The vulnerability identified as CVE-2019-6995 represents a critical access control flaw within GitLab's issue tracking system that persisted across multiple major versions of the platform. This security weakness specifically affects GitLab Community and Enterprise Edition installations running versions 8.x through 11.x, with affected releases including 11.5.7 and earlier, 11.6.5 and earlier, and 11.7.0 and earlier. The flaw allows unauthorized users to bypass intended access restrictions and submit comments to issues that have been explicitly locked by project administrators, thereby undermining the security controls designed to prevent modifications to closed or restricted issues.

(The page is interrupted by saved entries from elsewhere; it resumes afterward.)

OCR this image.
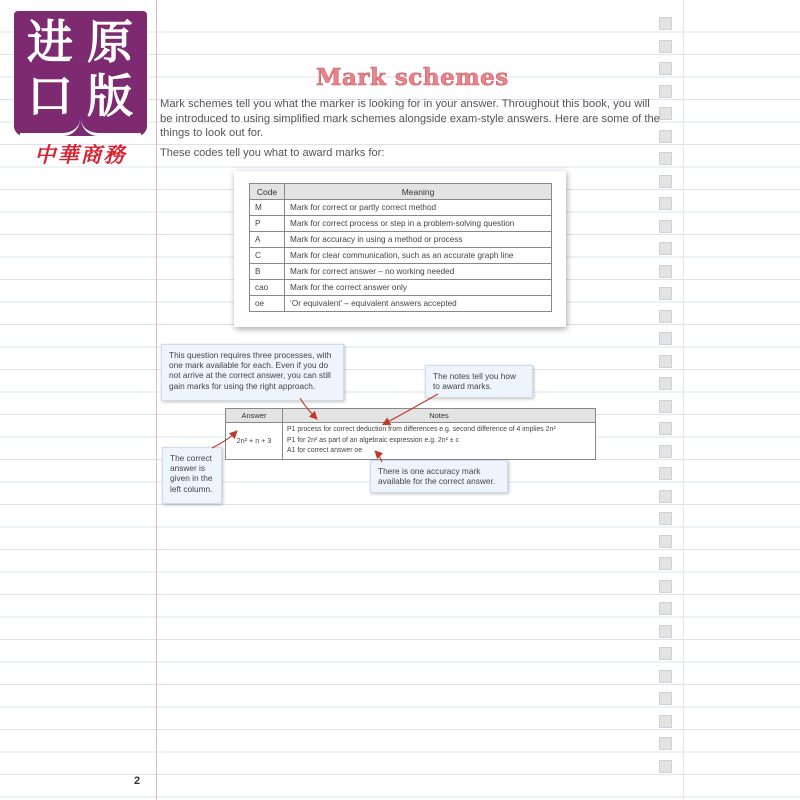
进 原
口 版
中華商務
Mark schemes
Mark schemes tell you what the marker is looking for in your answer. Throughout this book, you will be introduced to using simplified mark schemes alongside exam-style answers. Here are some of the things to look out for.
These codes tell you what to award marks for:
Code	Meaning
M	Mark for correct or partly correct method
P	Mark for correct process or step in a problem-solving question
A	Mark for accuracy in using a method or process
C	Mark for clear communication, such as an accurate graph line
B	Mark for correct answer – no working needed
cao	Mark for the correct answer only
oe	‘Or equivalent’ – equivalent answers accepted
This question requires three processes, with one mark available for each. Even if you do not arrive at the correct answer, you can still gain marks for using the right approach.
The notes tell you how to award marks.
Answer	Notes
2n² + n + 3	P1 process for correct deduction from differences e.g. second difference of 4 implies 2n²
P1 for 2n² as part of an algebraic expression e.g. 2n² ± c
A1 for correct answer oe
The correct answer is given in the left column.
There is one accuracy mark available for the correct answer.
2
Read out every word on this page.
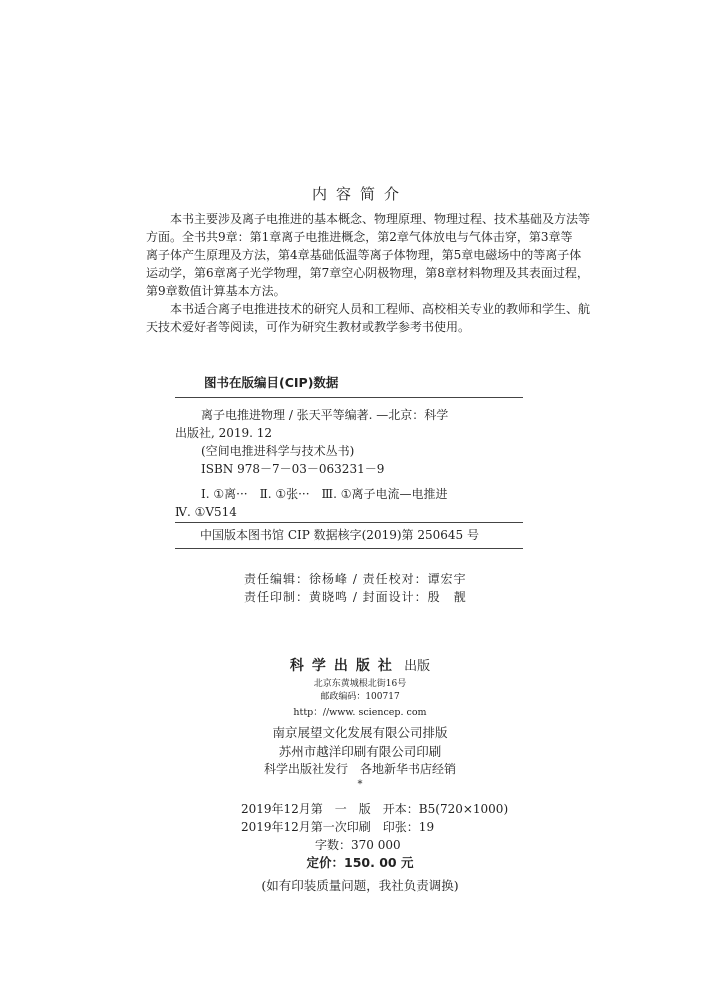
内容简介

本书主要涉及离子电推进的基本概念、物理原理、物理过程、技术基础及方法等
方面。全书共9章：第1章离子电推进概念，第2章气体放电与气体击穿，第3章等
离子体产生原理及方法，第4章基础低温等离子体物理，第5章电磁场中的等离子体
运动学，第6章离子光学物理，第7章空心阴极物理，第8章材料物理及其表面过程，
第9章数值计算基本方法。

本书适合离子电推进技术的研究人员和工程师、高校相关专业的教师和学生、航
天技术爱好者等阅读，可作为研究生教材或教学参考书使用。

图书在版编目(CIP)数据
离子电推进物理 / 张天平等编著. —北京：科学
出版社, 2019. 12
(空间电推进科学与技术丛书)
ISBN 978－7－03－063231－9
Ⅰ. ①离···　Ⅱ. ①张···　Ⅲ. ①离子电流—电推进
Ⅳ. ①V514
中国版本图书馆 CIP 数据核字(2019)第 250645 号
责任编辑：徐杨峰 / 责任校对：谭宏宇
责任印制：黄晓鸣 / 封面设计：殷　靓
科学出版社 出版
北京东黄城根北街16号
邮政编码：100717
http：//www. sciencep. com
南京展望文化发展有限公司排版
苏州市越洋印刷有限公司印刷
科学出版社发行　各地新华书店经销
*
2019年12月第　一　版　开本：B5(720×1000)
2019年12月第一次印刷　印张：19
字数：370 000
定价：150. 00 元
(如有印装质量问题，我社负责调换)
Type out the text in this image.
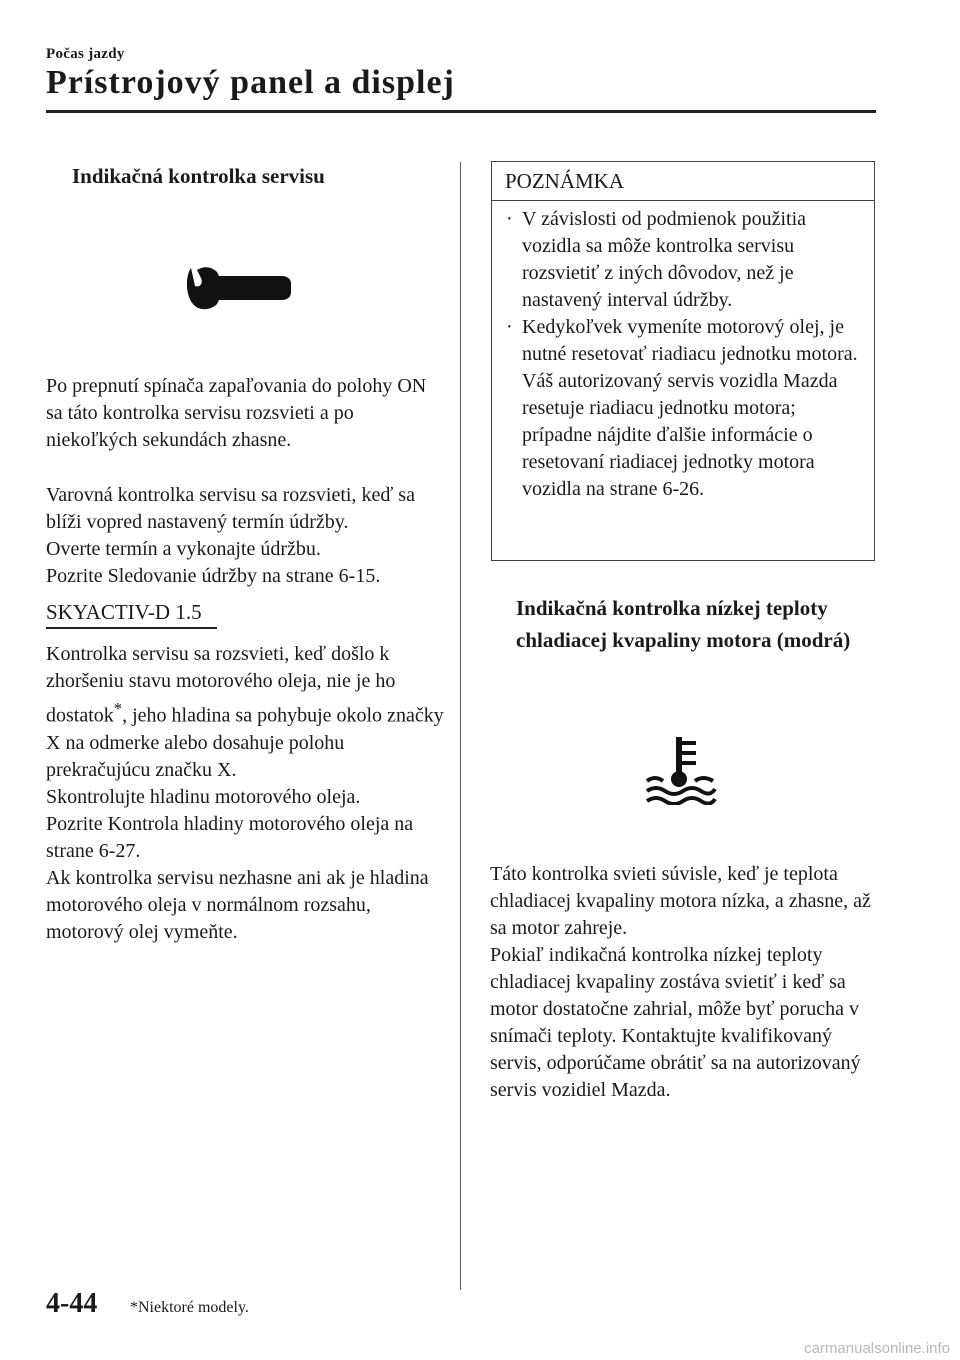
Počas jazdy
Prístrojový panel a displej
Indikačná kontrolka servisu

Po prepnutí spínača zapaľovania do polohy ON sa táto kontrolka servisu rozsvieti a po niekoľkých sekundách zhasne.

Varovná kontrolka servisu sa rozsvieti, keď sa blíži vopred nastavený termín údržby.

Overte termín a vykonajte údržbu.

Pozrite Sledovanie údržby na strane 6-15.

SKYACTIV-D 1.5

Kontrolka servisu sa rozsvieti, keď došlo k zhoršeniu stavu motorového oleja, nie je ho dostatok*, jeho hladina sa pohybuje okolo značky X na odmerke alebo dosahuje polohu prekračujúcu značku X.

Skontrolujte hladinu motorového oleja.

Pozrite Kontrola hladiny motorového oleja na strane 6-27.

Ak kontrolka servisu nezhasne ani ak je hladina motorového oleja v normálnom rozsahu, motorový olej vymeňte.

POZNÁMKA

· V závislosti od podmienok použitia vozidla sa môže kontrolka servisu rozsvietiť z iných dôvodov, než je nastavený interval údržby.

· Kedykoľvek vymeníte motorový olej, je nutné resetovať riadiacu jednotku motora.

Váš autorizovaný servis vozidla Mazda resetuje riadiacu jednotku motora; prípadne nájdite ďalšie informácie o resetovaní riadiacej jednotky motora vozidla na strane 6-26.

Indikačná kontrolka nízkej teploty chladiacej kvapaliny motora (modrá)

Táto kontrolka svieti súvisle, keď je teplota chladiacej kvapaliny motora nízka, a zhasne, až sa motor zahreje.

Pokiaľ indikačná kontrolka nízkej teploty chladiacej kvapaliny zostáva svietiť i keď sa motor dostatočne zahrial, môže byť porucha v snímači teploty. Kontaktujte kvalifikovaný servis, odporúčame obrátiť sa na autorizovaný servis vozidiel Mazda.

4-44 *Niektoré modely.
carmanualsonline.info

The technical nature of this vulnerability stems from inadequate validation of user permissions when processing comment submissions on project issues. In GitLab's intended architecture, locked issues should be protected from further modifications or additions to prevent unauthorized interference with resolved matters. However, the access control implementation fails to properly verify whether the commenting user possesses the appropriate authorization level to interact with locked issues. This flaw operates at the application logic level and constitutes a direct violation of proper access control mechanisms that should enforce mandatory access controls based on user roles and issue states.

The operational impact of this vulnerability extends beyond simple unauthorized commenting, as it compromises the integrity and security of project management workflows within GitLab environments. Administrators who lock issues to prevent further discussion or modifications may unknowingly allow malicious actors or unauthorized users to continue engaging with these restricted items. This capability can be particularly dangerous in enterprise environments where sensitive project data, security vulnerabilities, or confidential business information might be discussed within locked issues. The vulnerability essentially creates a backdoor that allows users to circumvent the intended workflow restrictions, potentially leading to information disclosure, unauthorized modifications, or disruption of project management processes.

Organizations utilizing affected GitLab versions face significant risks including potential data exposure, workflow disruption, and violation of security policies. The vulnerability particularly affects collaborative development environments where project locks are used to manage issue resolution and prevent premature modifications. From a cybersecurity perspective, this issue aligns with CWE-284, which describes improper access control vulnerabilities, and can be categorized under ATT&CK technique T1078 for valid accounts and privilege escalation. The flaw demonstrates a failure in the principle of least privilege, where users can perform actions beyond their authorized scope. Security teams should immediately implement mitigations including upgrading to patched versions, reviewing existing issue locking configurations, and monitoring for unauthorized commenting activities on locked issues. Additionally, organizations should conduct comprehensive security assessments of their GitLab installations to identify other potential access control weaknesses that could similarly compromise project integrity and data protection measures.